The third step, index creation.

Term
Id Term Id Term Id
I 1 Happybks 2 Happbks 3
Of 1 Of 2 Of 3
Bo 1 Lucene 2 Hadoop 3
Guest 1 Text 2 Text 3
Empty 1 Chapter 2 Chapter 3
Room 1





















We are merging the indexes.

Term Id Term Id Term Id
I 1 Happybks 2,3

Of The



Bo 1 Lucene 2 Hadoop 3
Guest 1 Text 2,3

Empty 1 Chapter 2,3

Room 1





















This table is what we call an index.

Now, let's look at how the index is used to retrieve it.


Index retrieval

It is divided into four steps:

Search keywords (keywords)

Word segmentation technology (Analyzer)

Search index (search)

return results


Let's put it in an example to sort through the steps.

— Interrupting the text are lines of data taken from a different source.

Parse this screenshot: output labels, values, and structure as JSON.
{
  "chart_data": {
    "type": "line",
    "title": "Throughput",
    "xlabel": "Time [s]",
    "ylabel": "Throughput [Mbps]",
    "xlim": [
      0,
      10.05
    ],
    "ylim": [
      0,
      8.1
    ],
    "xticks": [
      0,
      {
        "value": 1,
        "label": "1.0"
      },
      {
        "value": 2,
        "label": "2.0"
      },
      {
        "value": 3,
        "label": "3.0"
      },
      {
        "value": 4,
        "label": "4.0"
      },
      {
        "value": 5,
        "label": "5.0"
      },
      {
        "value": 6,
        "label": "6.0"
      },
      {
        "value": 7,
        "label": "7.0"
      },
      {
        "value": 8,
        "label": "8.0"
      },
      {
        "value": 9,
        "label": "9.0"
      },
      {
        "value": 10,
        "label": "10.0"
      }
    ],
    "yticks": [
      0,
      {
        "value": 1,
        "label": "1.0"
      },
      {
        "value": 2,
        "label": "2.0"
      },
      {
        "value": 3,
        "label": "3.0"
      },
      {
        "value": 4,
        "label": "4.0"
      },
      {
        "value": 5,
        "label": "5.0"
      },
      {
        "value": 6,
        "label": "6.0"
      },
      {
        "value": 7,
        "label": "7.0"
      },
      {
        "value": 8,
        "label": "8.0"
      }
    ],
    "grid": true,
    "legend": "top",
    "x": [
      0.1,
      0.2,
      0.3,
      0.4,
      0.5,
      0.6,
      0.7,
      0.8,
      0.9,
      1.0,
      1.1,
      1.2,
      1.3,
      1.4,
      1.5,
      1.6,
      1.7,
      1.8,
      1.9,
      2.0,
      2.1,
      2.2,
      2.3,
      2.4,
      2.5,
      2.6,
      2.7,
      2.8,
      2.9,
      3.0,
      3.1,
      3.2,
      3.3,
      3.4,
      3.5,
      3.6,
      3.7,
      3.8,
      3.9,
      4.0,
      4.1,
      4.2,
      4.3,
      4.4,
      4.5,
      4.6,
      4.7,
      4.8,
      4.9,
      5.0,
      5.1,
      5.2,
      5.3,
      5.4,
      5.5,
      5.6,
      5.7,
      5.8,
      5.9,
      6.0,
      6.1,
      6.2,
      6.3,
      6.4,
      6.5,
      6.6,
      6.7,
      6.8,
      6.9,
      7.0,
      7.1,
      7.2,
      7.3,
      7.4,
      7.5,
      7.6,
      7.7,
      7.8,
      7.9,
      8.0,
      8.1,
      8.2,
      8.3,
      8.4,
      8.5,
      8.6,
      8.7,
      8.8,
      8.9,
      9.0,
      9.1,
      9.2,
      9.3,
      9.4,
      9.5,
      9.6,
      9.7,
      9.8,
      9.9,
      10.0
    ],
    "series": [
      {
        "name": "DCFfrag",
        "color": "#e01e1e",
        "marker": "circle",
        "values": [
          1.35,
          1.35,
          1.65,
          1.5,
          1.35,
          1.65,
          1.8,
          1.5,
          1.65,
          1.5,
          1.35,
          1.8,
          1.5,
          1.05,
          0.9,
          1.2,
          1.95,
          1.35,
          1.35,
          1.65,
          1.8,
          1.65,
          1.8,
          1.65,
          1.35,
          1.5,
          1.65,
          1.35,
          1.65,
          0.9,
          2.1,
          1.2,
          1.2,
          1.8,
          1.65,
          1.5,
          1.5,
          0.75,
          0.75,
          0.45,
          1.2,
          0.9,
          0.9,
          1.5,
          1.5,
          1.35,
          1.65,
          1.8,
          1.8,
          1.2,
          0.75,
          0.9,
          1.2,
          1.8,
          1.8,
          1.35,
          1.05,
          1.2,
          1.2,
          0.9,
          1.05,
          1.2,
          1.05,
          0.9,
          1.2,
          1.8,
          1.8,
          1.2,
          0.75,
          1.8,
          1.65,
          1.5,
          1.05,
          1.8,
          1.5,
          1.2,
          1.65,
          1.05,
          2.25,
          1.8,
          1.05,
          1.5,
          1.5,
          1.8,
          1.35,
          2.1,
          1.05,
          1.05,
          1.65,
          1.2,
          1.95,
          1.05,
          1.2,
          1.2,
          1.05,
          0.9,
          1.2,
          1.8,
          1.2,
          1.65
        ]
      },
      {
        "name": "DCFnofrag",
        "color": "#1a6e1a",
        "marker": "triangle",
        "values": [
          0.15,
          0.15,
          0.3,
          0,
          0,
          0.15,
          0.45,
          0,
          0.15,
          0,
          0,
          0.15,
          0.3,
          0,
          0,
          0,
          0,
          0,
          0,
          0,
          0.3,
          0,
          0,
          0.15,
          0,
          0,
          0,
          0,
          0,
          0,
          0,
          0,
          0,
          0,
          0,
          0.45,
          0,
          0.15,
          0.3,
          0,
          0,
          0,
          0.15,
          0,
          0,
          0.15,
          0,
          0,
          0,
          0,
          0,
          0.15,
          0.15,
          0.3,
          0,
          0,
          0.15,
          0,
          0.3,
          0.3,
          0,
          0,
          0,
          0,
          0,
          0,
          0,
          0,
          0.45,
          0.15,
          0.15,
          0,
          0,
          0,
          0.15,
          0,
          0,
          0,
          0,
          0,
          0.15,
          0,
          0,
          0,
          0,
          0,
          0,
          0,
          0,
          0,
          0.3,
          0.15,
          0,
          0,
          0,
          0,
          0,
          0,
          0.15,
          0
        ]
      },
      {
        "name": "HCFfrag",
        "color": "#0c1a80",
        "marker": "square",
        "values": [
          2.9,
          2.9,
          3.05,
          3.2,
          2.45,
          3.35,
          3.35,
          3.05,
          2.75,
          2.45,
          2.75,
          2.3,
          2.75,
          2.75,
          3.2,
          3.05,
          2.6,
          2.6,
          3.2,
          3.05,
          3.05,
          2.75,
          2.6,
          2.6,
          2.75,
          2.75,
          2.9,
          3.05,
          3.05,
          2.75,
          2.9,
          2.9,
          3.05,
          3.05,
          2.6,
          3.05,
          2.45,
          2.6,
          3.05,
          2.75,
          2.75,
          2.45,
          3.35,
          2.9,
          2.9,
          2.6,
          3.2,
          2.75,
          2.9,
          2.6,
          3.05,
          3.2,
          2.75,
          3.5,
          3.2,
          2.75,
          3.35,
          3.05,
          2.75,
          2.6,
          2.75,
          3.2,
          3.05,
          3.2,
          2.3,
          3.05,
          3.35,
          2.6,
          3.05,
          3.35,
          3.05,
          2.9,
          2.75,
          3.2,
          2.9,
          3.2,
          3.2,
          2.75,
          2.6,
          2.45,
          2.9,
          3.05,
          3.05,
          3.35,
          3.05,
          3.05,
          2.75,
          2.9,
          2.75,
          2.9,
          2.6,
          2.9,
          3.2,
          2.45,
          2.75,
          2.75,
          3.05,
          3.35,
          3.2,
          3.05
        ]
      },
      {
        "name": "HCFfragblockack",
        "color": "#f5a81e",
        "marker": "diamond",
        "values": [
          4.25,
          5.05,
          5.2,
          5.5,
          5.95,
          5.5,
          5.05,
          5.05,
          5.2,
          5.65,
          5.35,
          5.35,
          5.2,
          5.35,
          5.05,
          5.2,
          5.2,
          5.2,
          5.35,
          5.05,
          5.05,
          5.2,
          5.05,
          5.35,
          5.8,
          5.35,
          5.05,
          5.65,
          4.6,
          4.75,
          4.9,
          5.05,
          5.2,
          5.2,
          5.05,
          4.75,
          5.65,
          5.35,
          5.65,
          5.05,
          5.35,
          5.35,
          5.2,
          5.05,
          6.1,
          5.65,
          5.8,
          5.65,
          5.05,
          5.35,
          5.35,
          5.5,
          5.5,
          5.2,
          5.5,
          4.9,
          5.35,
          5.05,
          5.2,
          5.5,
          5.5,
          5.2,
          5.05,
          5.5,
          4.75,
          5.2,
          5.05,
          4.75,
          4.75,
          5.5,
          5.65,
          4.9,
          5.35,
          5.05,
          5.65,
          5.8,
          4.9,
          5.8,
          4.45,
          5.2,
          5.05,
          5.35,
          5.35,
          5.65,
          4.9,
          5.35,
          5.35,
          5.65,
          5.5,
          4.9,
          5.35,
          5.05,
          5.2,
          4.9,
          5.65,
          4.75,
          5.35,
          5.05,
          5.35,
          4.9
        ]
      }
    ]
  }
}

The first step, get the user search keywords

Lucene Articles

The second step, the use of Word segmentation technology

Lucene|-Wen | zhang


The third step is to retrieve the index.

As we can see from the above diagram, the document that contains all the word breaker elements in the inverted list is document 2.


Fourth step, return the result-the 2nd document.

This paper mainly expounds the general principle and process of full-text retrieval. As for what mathematical model Lucene uses, how to implement full-text indexing, I'll describe it in the articles later in this series.
















Lucene Note Series (1) Full-text retrieval of the theoretical basis of--lucene

Contact Us

The content source of this page is from Internet, which doesn't represent Alibaba Cloud's opinion; products and services mentioned on that page don't have any relationship with Alibaba Cloud. If the content of the page makes you feel confusing, please write us an email, we will handle the problem within 5 days after receiving your email.

If you find any instances of plagiarism from the community, please send an email to: info-contact@alibabacloud.com and provide relevant evidence. A staff member will contact you within 5 working days.

A Free Trial That Lets You Build Big!

Start building with 50+ products and up to 12 months usage for Elastic Compute Service

  • Sales Support

    1 on 1 presale consultation

  • After-Sales Support

    24/7 Technical Support 6 Free Tickets per Quarter Faster Response

  • Alibaba Cloud offers highly flexible support services tailored to meet your exact needs.